Dreamer's World September 17 2015 - Nearing the End of the Week
Thursday is here at last, or as I like to call it, Friday Eve. I am glad to have made it through so much of the week already, and I am definitely looking forward to the weekend.
I managed to get my chiropractic visit in last night, and I feel tremendously better this morning. After I got home, I refused to watch any of the republiKKKan clown car show on CNN. There is no way in HELL that I would ever vote for those morons unless the voting machine is rigged. Sadly, I suspect that might be the case in areas of the country.
Just listening to what friends and people I respect have said about the debacle last night, I feel ashamed for our country. If this were happening in some other nation, we would be laughing our asses off and wondering how those people could possibly be so ridiculous. Instead, it is the rest of the world that is laughing at us as the media continues to cram this shit down our throats.
Personally, I gave up on the media long ago, What they tell you is what their corporate masters want you to know. Truth is not a part of their business model to be quite honest. I see people watching CNN, Fake News and the other networks in public spaces and their glazed-over eyes tell me that the corporate plan is working, and that our representative system is now representing only what the powerful want it to.
To be honest, the amount of stupidity is staggering. The media makes heroes out of the most undeserving people and then blasts the public with non-stop coverage of that person to the exclusion of all other “news”. I am far from the most intelligent person on the planet, but this bullshit is just impossible to miss.

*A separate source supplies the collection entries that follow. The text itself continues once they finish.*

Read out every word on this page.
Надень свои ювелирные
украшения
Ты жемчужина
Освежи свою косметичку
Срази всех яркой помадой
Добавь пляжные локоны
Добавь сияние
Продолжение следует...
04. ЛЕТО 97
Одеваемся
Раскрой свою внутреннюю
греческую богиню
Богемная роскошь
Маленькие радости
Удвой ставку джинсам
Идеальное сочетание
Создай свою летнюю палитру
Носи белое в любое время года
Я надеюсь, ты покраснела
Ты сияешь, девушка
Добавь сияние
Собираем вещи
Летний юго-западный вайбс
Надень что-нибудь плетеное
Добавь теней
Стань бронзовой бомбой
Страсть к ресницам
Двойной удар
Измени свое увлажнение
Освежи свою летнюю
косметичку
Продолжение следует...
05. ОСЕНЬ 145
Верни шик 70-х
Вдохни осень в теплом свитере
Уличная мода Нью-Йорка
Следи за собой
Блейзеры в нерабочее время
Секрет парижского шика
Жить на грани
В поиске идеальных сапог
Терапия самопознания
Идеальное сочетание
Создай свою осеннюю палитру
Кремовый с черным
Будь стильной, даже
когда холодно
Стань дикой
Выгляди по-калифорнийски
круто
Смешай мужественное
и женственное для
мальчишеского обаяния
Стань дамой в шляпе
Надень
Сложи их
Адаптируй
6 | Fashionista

Perhaps my internal aversion to the media, and to getting news from tv in general, has given me a different perspective, I certainly do not feel ill-informed on events. To the contrary, I often find others asking me what I think simply because I do NOT parrot the talking points that so many people accept as Gospel. I have always leaned more towards the cynical side because my parents taught me to question things in a detailed and serious way. I was taught that the answers that are supposed to cover every contingency for everybody are usually the biggest lies. This explains why I am an Atheist as well. The more someone has to tell me how great something is, the more I question it and their motives.
These are not feelings unique to Thursdays. I ask questions all the time. I suppose that there are instances when I should try to tone things down, but at the same time I want to help people if I can. Experience has taught me that most people are happy being stupid and led like lambs to the slaughter and that no amount of effort on my part will change this. Acceptance isn’t easy.
That is why I write about things like being happy with what I have rather than trying to walk all over people to get a little bit more than I already have. I see the entire system as rigged in a way that you simply cannot win. All the effort and thought that goes into the pursuit of something new or something larger is designed to keep people from being aware of things that are going on around them. The system is designed to prevent questions. The system is designed to punish those who think outside the box until they can be co-opted to be a part of the box.
I think about these things. I do what I have to do in order to survive and I try to be the best person I can be. I try to be kind and supportive to others. I try to maintain a space of my own that I can retreat to when things get to be too much. For that reason, I am glad that this week will soon be over.